My first language was TI-BASIC on the TI-84CE, and nowadays I have plenty of experience with Odin, C, Go, Processing, as well as many other languages and platforms.
Once someone learns to program, language becomes an implementation detail.
I've long been fascinated with describing the world through rulesets, regardless of the field. On this website, you'll mostly see my programming projects (and only the ones I deem presentable), but the majority of them have a lot of math and physics woven throughout. Aside from physics and math, I have a big interest in programming language design, and recently, game design as well.
Most of what I know I taught myself with help from friends and the internet. I've studied physics at the University of Groningen, and Electrical Engineering at the University of Twente, but stopped because of personal reasons. I'm currently looking for work.
Website overview
- Under the Languages header in the navigation bar, you'll find experimental programming/scripting languages that I wrote.
- FFT Visualisers are two similar programs, that show the frequency spectrum of their respective media.
- Naturally, Miscellaneous lists some projects that aren't easily grouped, but worth showing regardless.
I try to have publically available code, but sometimes it doesn't make sense to publish a very work-in-progress codebase. That is to say, most but not all of these will have available code. Naturally, not every project I've ever done is listed on this website either, just the ones I think would be interesting to talk about.
My Goals
I wrote a little motto at the top of this page, which highlights something I find important and strive towards. A system/architecture with 'clarity' is not nessecarily one that is instrinsically easy to describe, but one that is understood in full. If not by one person, at least by a small group of people.
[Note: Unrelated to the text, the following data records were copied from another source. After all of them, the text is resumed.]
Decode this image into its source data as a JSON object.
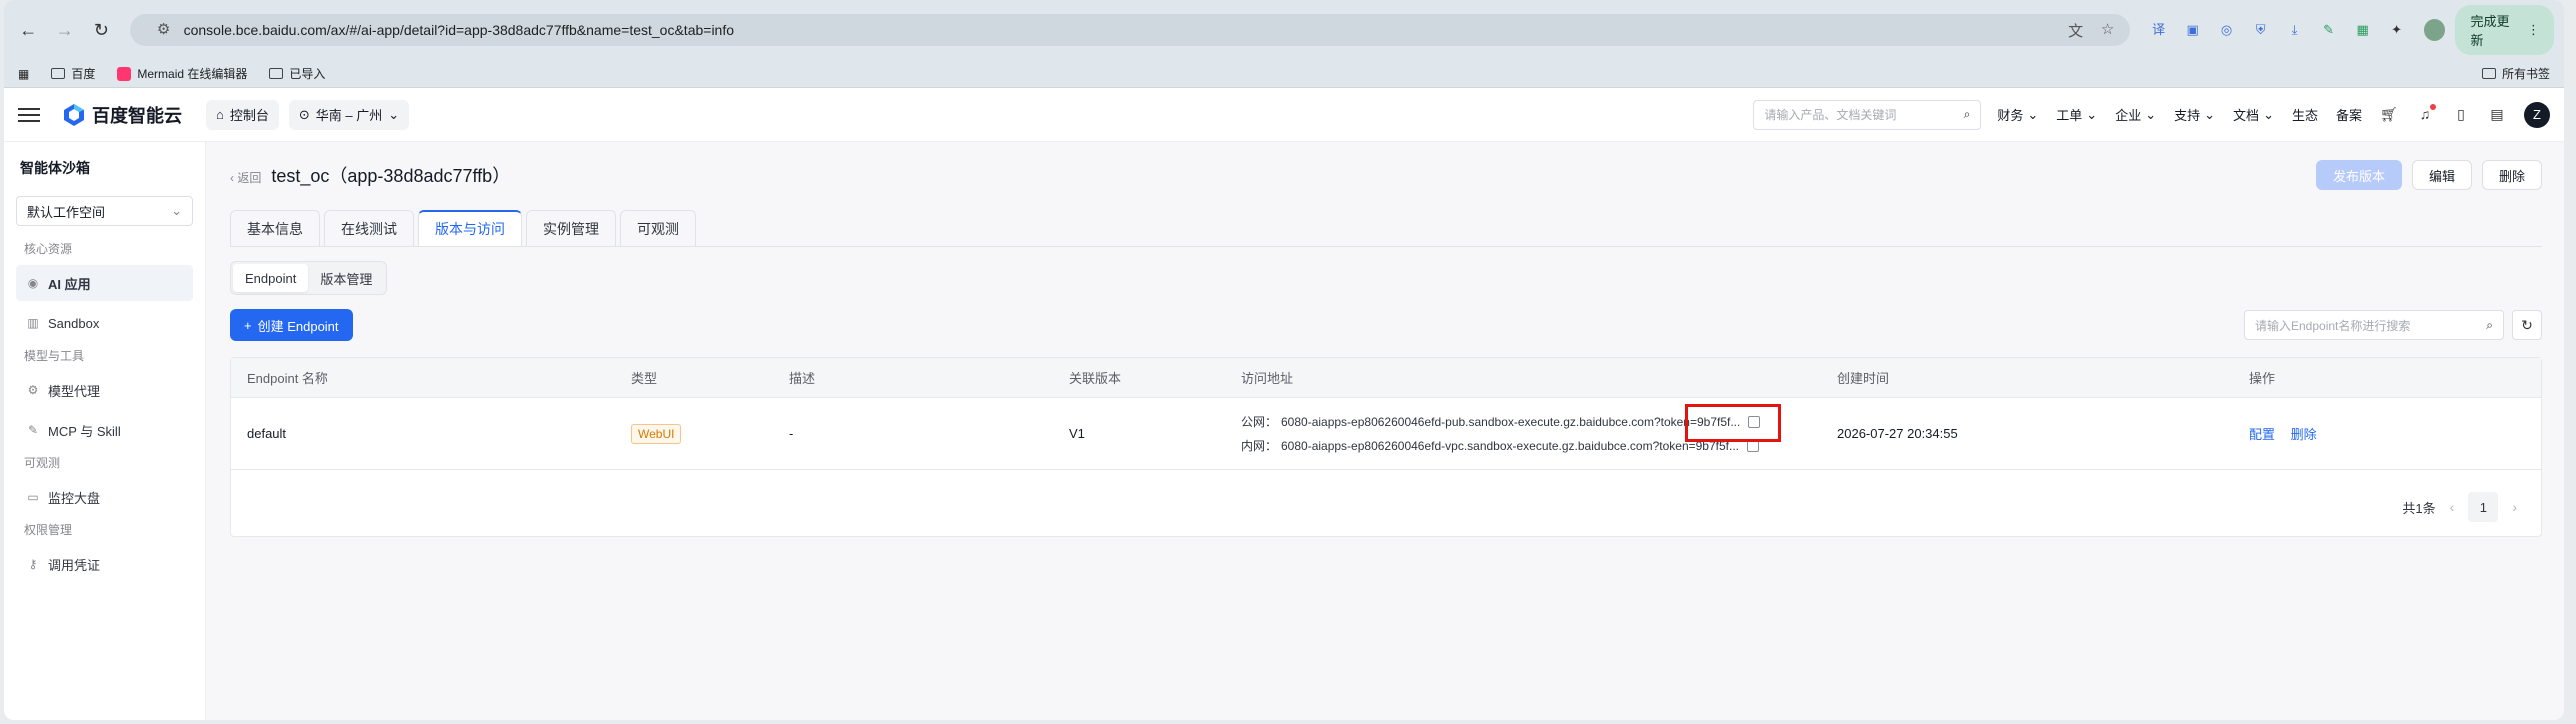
{
  "browser": {
    "url": "console.bce.baidu.com/ax/#/ai-app/detail?id=app-38d8adc77ffb&name=test_oc&tab=info",
    "update_label": "完成更新",
    "bookmarks": [
      "百度",
      "Mermaid 在线编辑器",
      "已导入"
    ],
    "all_bookmarks": "所有书签"
  },
  "topnav": {
    "brand": "百度智能云",
    "console": "控制台",
    "region": "华南 – 广州",
    "search_placeholder": "请输入产品、文档关键词",
    "menu": [
      "财务",
      "工单",
      "企业",
      "支持",
      "文档",
      "生态",
      "备案"
    ],
    "user_initial": "Z"
  },
  "sidebar": {
    "title": "智能体沙箱",
    "workspace": "默认工作空间",
    "groups": [
      {
        "label": "核心资源",
        "items": [
          "AI 应用",
          "Sandbox"
        ]
      },
      {
        "label": "模型与工具",
        "items": [
          "模型代理",
          "MCP 与 Skill"
        ]
      },
      {
        "label": "可观测",
        "items": [
          "监控大盘"
        ]
      },
      {
        "label": "权限管理",
        "items": [
          "调用凭证"
        ]
      }
    ]
  },
  "page": {
    "back": "返回",
    "title": "test_oc（app-38d8adc77ffb）",
    "actions": {
      "publish": "发布版本",
      "edit": "编辑",
      "delete": "删除"
    },
    "tabs": [
      "基本信息",
      "在线测试",
      "版本与访问",
      "实例管理",
      "可观测"
    ],
    "active_tab": "版本与访问",
    "segments": [
      "Endpoint",
      "版本管理"
    ],
    "create_label": "创建 Endpoint",
    "ep_search_placeholder": "请输入Endpoint名称进行搜索"
  },
  "table": {
    "headers": [
      "Endpoint 名称",
      "类型",
      "描述",
      "关联版本",
      "访问地址",
      "创建时间",
      "操作"
    ],
    "rows": [
      {
        "name": "default",
        "type": "WebUI",
        "desc": "-",
        "version": "V1",
        "public_label": "公网：",
        "public_url": "6080-aiapps-ep806260046efd-pub.sandbox-execute.gz.baidubce.com?token=9b7f5f...",
        "private_label": "内网：",
        "private_url": "6080-aiapps-ep806260046efd-vpc.sandbox-execute.gz.baidubce.com?token=9b7f5f...",
        "created": "2026-07-27 20:34:55",
        "op_config": "配置",
        "op_delete": "删除"
      }
    ],
    "total": "共1条",
    "page": "1"
  }
}
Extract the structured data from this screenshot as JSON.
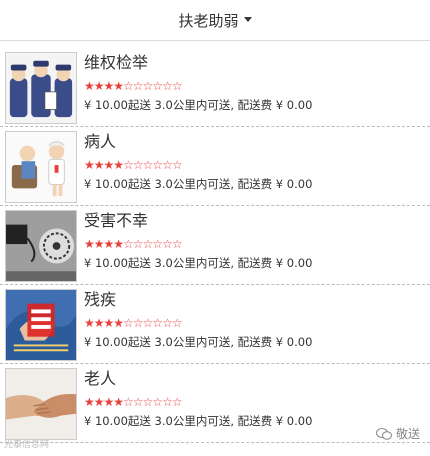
{
  "header": {
    "title": "扶老助弱"
  },
  "items": [
    {
      "title": "维权检举",
      "rating": 4,
      "max_rating": 10,
      "meta": "¥ 10.00起送 3.0公里内可送, 配送费 ¥ 0.00",
      "thumb_icon": "police-officers-image"
    },
    {
      "title": "病人",
      "rating": 4,
      "max_rating": 10,
      "meta": "¥ 10.00起送 3.0公里内可送, 配送费 ¥ 0.00",
      "thumb_icon": "patient-nurse-image"
    },
    {
      "title": "受害不幸",
      "rating": 4,
      "max_rating": 10,
      "meta": "¥ 10.00起送 3.0公里内可送, 配送费 ¥ 0.00",
      "thumb_icon": "fraud-warning-image"
    },
    {
      "title": "残疾",
      "rating": 4,
      "max_rating": 10,
      "meta": "¥ 10.00起送 3.0公里内可送, 配送费 ¥ 0.00",
      "thumb_icon": "love-disability-image"
    },
    {
      "title": "老人",
      "rating": 4,
      "max_rating": 10,
      "meta": "¥ 10.00起送 3.0公里内可送, 配送费 ¥ 0.00",
      "thumb_icon": "holding-hands-image"
    }
  ],
  "watermark": {
    "left": "光泰信息网",
    "right": "敬送"
  },
  "colors": {
    "star": "#e8413c",
    "divider": "#bbbbbb"
  }
}
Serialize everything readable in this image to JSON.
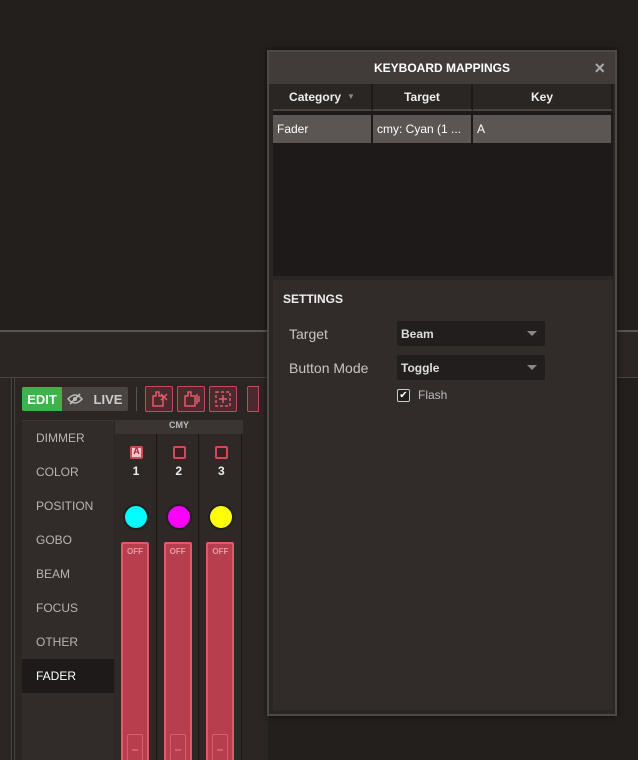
{
  "toolbar": {
    "edit_label": "EDIT",
    "live_label": "LIVE"
  },
  "categories": [
    {
      "label": "DIMMER",
      "active": false
    },
    {
      "label": "COLOR",
      "active": false
    },
    {
      "label": "POSITION",
      "active": false
    },
    {
      "label": "GOBO",
      "active": false
    },
    {
      "label": "BEAM",
      "active": false
    },
    {
      "label": "FOCUS",
      "active": false
    },
    {
      "label": "OTHER",
      "active": false
    },
    {
      "label": "FADER",
      "active": true
    }
  ],
  "group": {
    "name": "CMY",
    "channels": [
      {
        "number": "1",
        "color": "#00ffff",
        "fader_label": "OFF",
        "mapped_key": "A"
      },
      {
        "number": "2",
        "color": "#ff00ff",
        "fader_label": "OFF"
      },
      {
        "number": "3",
        "color": "#ffff00",
        "fader_label": "OFF"
      }
    ]
  },
  "dialog": {
    "title": "KEYBOARD MAPPINGS",
    "close_icon": "×",
    "columns": [
      "Category",
      "Target",
      "Key"
    ],
    "rows": [
      {
        "category": "Fader",
        "target": "cmy: Cyan (1 ...",
        "key": "A"
      }
    ],
    "settings": {
      "title": "SETTINGS",
      "target_label": "Target",
      "target_value": "Beam",
      "button_mode_label": "Button Mode",
      "button_mode_value": "Toggle",
      "flash_label": "Flash",
      "flash_checked": true
    }
  }
}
It follows from my interest in understanding and describing systems that I am very opinionated on software architecture and quality. Not a day goes by that I don't enounter multiple software (breaking) bugs, and that deeply saddens me. So much of our world is built on computers, but we've managed to make digital systems so complex that it all becomes nondeterministic, which is a shame, but not unavoidable or unfixable. I don't have all solutions (nor do I have all experiences), but as long as we can have an honest conversation about 'industry standard software quality', we're moving forward.